Arty-Facts about Indian Handicrafts

  • How the value chain can really add value

    In continuation to my previous blog on 'Sustenance - what impacts it?', I've put down my views on how various challenges to sustenance such as high prices, low inputs on design & production processes etc can be tackled by various players in the value chain. 

    The government has to act quickly and save these endangered art forms by creating & developing markets (state handloom & handicraft corporations/ exhibitions/ fairs/ Trade shows) for these. It in turn has to buy from these artisans ensuring fair remuneration & livelihood generation.

    It has to actively employ qualified designers to train of artisans in product design development and innovation. Further, it needs to encourage start ups & young enterpreneurs in the handicraft sector to build capacity by sanctioning financial help.



    Middlemen who depend on this sector, need to ensure margins are profitable at the same time reasonable so that the end price is affordable & products continue to be relevant.

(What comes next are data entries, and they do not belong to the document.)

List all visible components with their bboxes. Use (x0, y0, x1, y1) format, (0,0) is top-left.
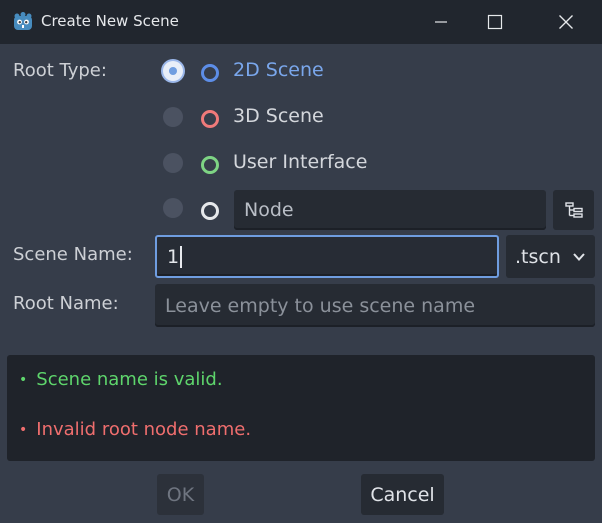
message-valid-text: Scene name is valid. (36, 369, 223, 390)
node3d-icon (201, 110, 219, 128)
maximize-icon (487, 14, 503, 30)
minimize-button[interactable] (418, 0, 464, 44)
scene-name-value: 1 (167, 245, 180, 268)
bullet-icon: • (19, 371, 28, 388)
extension-dropdown[interactable]: .tscn (506, 235, 595, 278)
ok-button-label: OK (166, 483, 195, 506)
node-type-field[interactable]: Node (234, 190, 546, 230)
cancel-button[interactable]: Cancel (361, 474, 444, 515)
message-error-text: Invalid root node name. (36, 419, 252, 440)
option-label-3d-scene[interactable]: 3D Scene (233, 105, 324, 127)
node-icon (201, 202, 219, 220)
maximize-button[interactable] (472, 0, 518, 44)
radio-other-node[interactable] (163, 198, 183, 218)
window-title: Create New Scene (41, 12, 179, 30)
text-caret (180, 245, 182, 268)
scene-name-label: Scene Name: (13, 244, 133, 265)
radio-user-interface[interactable] (163, 153, 183, 173)
ok-button[interactable]: OK (157, 474, 204, 515)
message-error: • Invalid root node name. (19, 419, 251, 440)
extension-value: .tscn (515, 245, 561, 268)
validation-panel: • Scene name is valid. • Invalid root no… (7, 355, 595, 461)
message-valid: • Scene name is valid. (19, 369, 223, 390)
cancel-button-label: Cancel (370, 483, 435, 506)
option-label-2d-scene[interactable]: 2D Scene (233, 59, 324, 81)
root-name-label: Root Name: (13, 293, 119, 314)
scene-name-input[interactable]: 1 (155, 235, 499, 278)
godot-logo-icon (14, 12, 32, 30)
close-icon (559, 15, 573, 29)
tree-hierarchy-icon (564, 202, 583, 218)
bullet-icon: • (19, 421, 28, 438)
radio-2d-scene[interactable] (163, 61, 183, 81)
option-label-user-interface[interactable]: User Interface (233, 151, 367, 173)
radio-3d-scene[interactable] (163, 107, 183, 127)
root-type-label: Root Type: (13, 60, 107, 81)
node2d-icon (201, 64, 219, 82)
title-bar: Create New Scene (0, 0, 602, 44)
minimize-icon (435, 21, 447, 23)
control-icon (201, 156, 219, 174)
close-button[interactable] (543, 0, 589, 44)
node-type-value: Node (244, 199, 294, 221)
root-name-input[interactable]: Leave empty to use scene name (155, 284, 595, 327)
chevron-down-icon (573, 253, 585, 261)
dialog-content: Root Type: 2D Scene 3D Scene User Interf… (0, 44, 602, 523)
root-name-placeholder: Leave empty to use scene name (165, 294, 476, 317)
pick-node-type-button[interactable] (553, 190, 594, 230)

    The payment terms to the artisans have to be fair with provisions for advance payment to the artisans, help with regards to raw material sourcing, training in quality improvement & control, design inputs & finally a fair final price for the articles.

    Artisans will also first and foremost need to be more open to inputs on training & willing to accept changes in designs from traditional to contemporary as well as production methods that are technically superior with low rejection rates.



    Wherever possible they will need to move out of their comfort zones and look for marketing possibilities.



    They will also need to be more assertive in their negotiations with buyers & middlemen.



    And finally what can we as consumers do?

    We can and should continue to support these arts & crafts by being patrons, taking pride in our culture and supporting fair trade by agreeing to pay a fair price for these products.